Imran, 7 ans, retrouvé mort le corps en partie congelé à Perpignan : renvoyé aux assises pour meurtre, le père soutient que le "faux" certificat de décès de son fils a été rédigé par un autre
Moins de trois ans après le drame, le juge d’instruction a rendu son ordonnance de mise en accusation dans l’affaire du petit Imran, sept ans, dont le corps couvert de coups a été retrouvé au domicile familial dans le quartier du Vernet à Perpignan, en septembre 2023. Le père de l’enfant est renvoyé devant la cour d’assises afin de répondre de son meurtre mais aussi pour tentative de meurtre sur ses deux petites sœurs. L’homme a décidé de faire appel pour solliciter de nouvelles expertises.

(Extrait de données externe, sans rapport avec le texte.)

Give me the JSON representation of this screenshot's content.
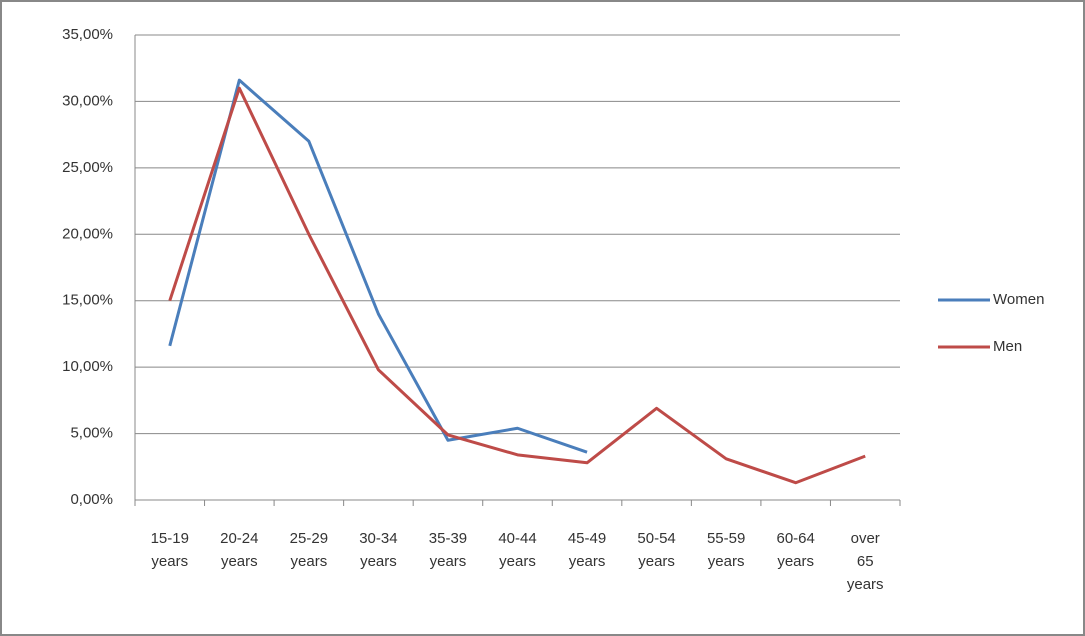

L’enquête est officiellement bouclée concernant la mort tragique d’Imran, ce petit martyr de sept ans, qui a marqué pour longtemps tous ceux qui y ont été confrontés.
Le 14 septembre 2023, Salim B., le père de l’enfant, s’était présenté dans une société de pompes funèbres de Perpignan pour chercher des renseignements pour la levée de corps de son fils qui, disait-il, venait de succomber et se trouvait dans l’appartement familial, avenue Roudayre. Choquée par cette demande, l’employée s’était renseignée, avait appris qu’aucun décès correspondant n’avait été enregistré et avait alerté les forces de l’ordre. La police s’était aussitôt rendue sur les lieux et avait découvert l’enfant sans vie, le corps couvert d’ecchymoses gisant dans la salle de bains après avoir été vraisemblablement placé dans un congélateur.
Tandis que ses deux petites sœurs, âgées de deux et trois ans, avaient été emmenées aux urgences de Perpignan par d’autres membres de la famille, présentant, elles aussi, de multiples traces de graves traumatismes. L’homme de 29 ans, qui serait passé aux aveux sur la totalité des faits reprochés mais sans fournir aucune explication sur le déroulé des faits, ni surtout sur leur mobile, avait été placé en détention provisoire dans l’attente de la poursuite des investigations. Qui viennent donc d’arriver à leur terme.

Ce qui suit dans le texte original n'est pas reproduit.